The trachea was cannulated and the lungs were inflation fixed (25 cmH2O) for 10 min with 10% neutral-buffered formalin. The left lung was removed, prepared for immunostaining, and postfixed for 2 days at 4°C. The fixed lobe was dehydrated in graded alcohol and embedded in paraffin. Paraffin-embedded sections were dewaxed in xylenes, rehydrated, and incubated with a monoclonal antibody against mouse anti-α-smooth muscle actin (1:400 dilution, Sigma-Aldrich) overnight at 4°C. Immune complexes were captured with FITC-conjugated donkey anti-mouse secondary antibodies (1:500, Alexa Fluor-488, Invitrogen). Appropriate negative controls were run by omitting the primary antibody to confirm nonspecific staining, which was not observed. Immunostained sections were coverslipped with Vectashield mounting medium (Vector Laboratories) and visualized with a fluorescence microscope. Images of the immunostained sections were captured with a Rolera XR CCD camera (Q-Imaging) mounted on a microscope (Leica Microsystems). Five random images at ×20 magnification were captured from six to seven animals per group by using digital image analysis software with settings for color and size identification (Image Pro Plus 7.0). The area of airways and the green fluorescent areas of α-smooth muscle actin from five airways per animal were measured. The amount of ASM area was expressed as a ratio to the total airway (AW) surface area.

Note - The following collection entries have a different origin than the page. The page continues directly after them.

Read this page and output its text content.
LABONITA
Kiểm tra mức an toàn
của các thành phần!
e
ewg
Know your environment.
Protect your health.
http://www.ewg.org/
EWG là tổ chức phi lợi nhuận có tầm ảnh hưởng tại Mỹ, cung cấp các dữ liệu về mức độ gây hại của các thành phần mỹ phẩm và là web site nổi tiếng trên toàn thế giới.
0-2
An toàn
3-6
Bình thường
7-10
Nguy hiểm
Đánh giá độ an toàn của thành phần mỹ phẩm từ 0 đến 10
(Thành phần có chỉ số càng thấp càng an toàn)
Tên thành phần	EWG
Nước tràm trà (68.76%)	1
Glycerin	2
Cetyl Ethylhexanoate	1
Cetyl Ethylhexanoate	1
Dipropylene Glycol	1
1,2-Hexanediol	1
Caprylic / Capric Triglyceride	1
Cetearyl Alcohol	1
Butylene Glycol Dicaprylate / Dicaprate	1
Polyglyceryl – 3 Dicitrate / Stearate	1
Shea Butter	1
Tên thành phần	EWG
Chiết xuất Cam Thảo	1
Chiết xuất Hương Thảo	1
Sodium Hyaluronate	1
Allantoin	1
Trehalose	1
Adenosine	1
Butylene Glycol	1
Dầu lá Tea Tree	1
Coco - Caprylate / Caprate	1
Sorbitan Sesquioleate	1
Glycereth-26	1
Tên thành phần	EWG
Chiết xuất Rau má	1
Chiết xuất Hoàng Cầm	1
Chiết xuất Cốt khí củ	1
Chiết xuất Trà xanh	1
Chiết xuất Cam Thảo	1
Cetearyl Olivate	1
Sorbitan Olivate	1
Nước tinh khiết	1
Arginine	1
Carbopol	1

Staining for collagen in ASM.

Masson's trichrome staining was performed in 5-μm thin sections from left lung as per the manufacturer's instructions (Masson's trichrome kit, Sigma-Aldrich, St. Louis, MO). In brief, the paraffin sections were dewaxed, rehydrated, stained, and destained to obtain ideal staining for collagen. The sections were dehydrated, dipped in xylene, and mounted in permanent mounting medium. Five airways from a given mouse were randomly selected and the surface area that was positively stained for collagen was averaged from controls (n = 8), 40% (n = 5), and 70% (n = 5)-exposed pups. For collagen measurement all images were taken at the same camera setting. By use of digital image analysis software, airways were outlined and intensity of blue color was measured by using a cutoff window between 155–255. The amount of collagen area was expressed as a ratio to the total airway area (collagen area/airway area).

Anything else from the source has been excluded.